Coluna

ALDIR BLANC, 75 ANOS

Rio de Janeiro - Ninguém falou, escreveu e cantou tanto o Rio de Janeiro como ele.

Se vivo fosse, Aldir Blanc teria completado, nesta segunda-feira, 2 de setembro, 75 anos.

Já escrevi muito sobre ele, aqui n’ O Folha de Minas. E, para não ser repetitivo, hoje - comemorando seu aniversário - vou reproduzir aqui um texto de sua autoria que encontrei num livrinho chamado “O Melhor da Crônica Brasileira - vol.2”

O livro, editado pela José Olympio Editora tem ilustrações do Mariano e do Guidacci, entre outras. A ilustra dessa crônica é do Manga.

Aldir Blanc
Ilustração: Manga

MEDALHA CARIOCA
por Aldir Blanc

Verão. Entre as cortinas amarfanhadas da camisa aberta no peito cabeludo, São Jorge e o dragão representam. Meio sem saco. Estão cansados. O suor escorre sobre eles. Atrapalhado por moita de pêlos, entre crateras de cravos espremidos, o cavalo empina, aborrecido:

- Suvaco mais brabo que o teu bafo, dragão.

Visivelmente necessitado de um dentista, o dragão sorri. É mineiro, natural de Vira-e-Casaca-do-Fundo:

- Uai. Tá pensano que a vida são os estábulos do Figueiredo?

Jorge chama a atenção do bichano:

- Ô “calor-que-provoca-arrepio”, para de filosofar e vamo a luta. Vou acabar tendo que aceitar a proposta daquele empresário de catch.

O dragão suspira e, sem querer, incendeia um chato que pretendia ser cantor de reggae. Mais um. Quer dizer, menos um. 

- Que fim levou a princesa, Jorge?

- Vão para com a intimidade. São Jorge. Nem a princesa me chamava só pelo primeiro nome.

- Cumé que ela chamava ocê?

- Rói.

- Rói Roger?

- Não. Rói-Couro. Ela era paraibana.

- Por que qui ela, depois de meter a gente nessa confusão, não aparece na medalha?
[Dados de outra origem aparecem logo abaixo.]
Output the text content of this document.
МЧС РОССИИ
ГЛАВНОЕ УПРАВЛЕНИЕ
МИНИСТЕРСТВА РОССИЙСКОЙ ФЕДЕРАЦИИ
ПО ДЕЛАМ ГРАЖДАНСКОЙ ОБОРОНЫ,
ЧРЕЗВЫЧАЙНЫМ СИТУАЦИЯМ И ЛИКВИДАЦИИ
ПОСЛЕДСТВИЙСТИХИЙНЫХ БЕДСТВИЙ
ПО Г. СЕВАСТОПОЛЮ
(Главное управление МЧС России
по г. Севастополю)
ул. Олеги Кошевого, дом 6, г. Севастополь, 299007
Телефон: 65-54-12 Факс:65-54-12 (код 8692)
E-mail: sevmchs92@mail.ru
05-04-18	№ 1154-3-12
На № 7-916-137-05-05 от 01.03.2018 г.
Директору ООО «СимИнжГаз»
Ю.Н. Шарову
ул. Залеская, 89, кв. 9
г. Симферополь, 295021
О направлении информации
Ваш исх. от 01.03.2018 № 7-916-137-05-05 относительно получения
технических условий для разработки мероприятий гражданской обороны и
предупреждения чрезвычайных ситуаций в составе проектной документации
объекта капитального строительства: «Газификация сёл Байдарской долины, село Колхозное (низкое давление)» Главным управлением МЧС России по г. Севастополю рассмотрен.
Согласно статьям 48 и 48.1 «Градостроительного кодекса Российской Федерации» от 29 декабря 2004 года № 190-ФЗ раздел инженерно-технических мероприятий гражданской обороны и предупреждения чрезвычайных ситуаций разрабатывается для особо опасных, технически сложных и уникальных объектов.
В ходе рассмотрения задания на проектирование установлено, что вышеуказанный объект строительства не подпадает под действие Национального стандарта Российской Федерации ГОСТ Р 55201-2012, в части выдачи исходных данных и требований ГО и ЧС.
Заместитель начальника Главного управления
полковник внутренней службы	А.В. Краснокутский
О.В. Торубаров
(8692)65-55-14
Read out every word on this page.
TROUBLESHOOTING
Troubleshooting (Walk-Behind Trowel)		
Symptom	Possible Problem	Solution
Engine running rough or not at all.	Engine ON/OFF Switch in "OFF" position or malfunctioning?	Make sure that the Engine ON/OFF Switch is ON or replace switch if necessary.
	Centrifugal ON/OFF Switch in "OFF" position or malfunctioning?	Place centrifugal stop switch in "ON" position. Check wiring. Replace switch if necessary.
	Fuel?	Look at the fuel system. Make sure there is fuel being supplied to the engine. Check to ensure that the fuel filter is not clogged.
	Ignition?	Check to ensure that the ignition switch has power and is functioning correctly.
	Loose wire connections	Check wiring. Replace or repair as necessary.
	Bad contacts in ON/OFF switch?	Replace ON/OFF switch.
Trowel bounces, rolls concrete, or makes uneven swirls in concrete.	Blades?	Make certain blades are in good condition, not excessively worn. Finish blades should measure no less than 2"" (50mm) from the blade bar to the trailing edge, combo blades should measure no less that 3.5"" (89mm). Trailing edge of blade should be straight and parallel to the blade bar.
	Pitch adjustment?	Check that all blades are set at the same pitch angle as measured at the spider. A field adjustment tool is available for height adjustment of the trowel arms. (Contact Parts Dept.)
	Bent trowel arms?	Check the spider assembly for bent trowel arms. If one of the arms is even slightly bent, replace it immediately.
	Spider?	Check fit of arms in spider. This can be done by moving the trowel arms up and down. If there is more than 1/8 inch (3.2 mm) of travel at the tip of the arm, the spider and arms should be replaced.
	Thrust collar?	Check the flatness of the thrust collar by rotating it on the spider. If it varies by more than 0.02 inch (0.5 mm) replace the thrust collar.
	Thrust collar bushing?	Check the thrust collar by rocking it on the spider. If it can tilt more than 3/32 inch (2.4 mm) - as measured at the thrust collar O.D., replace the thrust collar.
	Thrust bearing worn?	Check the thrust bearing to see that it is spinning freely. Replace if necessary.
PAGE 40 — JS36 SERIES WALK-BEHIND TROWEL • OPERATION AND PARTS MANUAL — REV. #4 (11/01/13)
- Foi coisa do Vaticano. Um cardeal - gaúcho, eu acho - falou: ou ela ou eu. Acabaram saindo os dois.

- Parecido com o racha no PC.

- Ela foi trabalhar com a troupe dos irmãos Marinho, em suas viagens à procura de prêmios.

- Ocê quer dizer Irmãs Marinho.

- Não, essa era outra companhia. Grandes bailarinas. Me lembro. Mas a Princesa foi trabalhar na equipe dos Irmãos Marinho, os famosos caçadores de prêmios internacionais.

O dragão suspira novamente e taca fogo em Martinha, a pulga assessora da Funterj.

- Olha o que você fez, seu cavalo!

- Cavalo é ele. Eu sou o dragão.

- Coitada da Martinha. Pulava fora como ninguém, no entanto…

- A gente diz que ela se matou em solidariedade ao…

- Tu mostra bem que é uma cavalgadura desinformada, hein, ô Silver da Baixada Fluminense?

- Não esporeia, Jorge. Monta mas não esporeia.

- Mas tu precisa se atualizar. Não se diz mais que alguém se matou de araque, assim sem mais nem menos…

- Ahn…

- Tamos na abertura. É preciso apurar as responsabilidades. Doa a quem doer. Se o dragão é culpado…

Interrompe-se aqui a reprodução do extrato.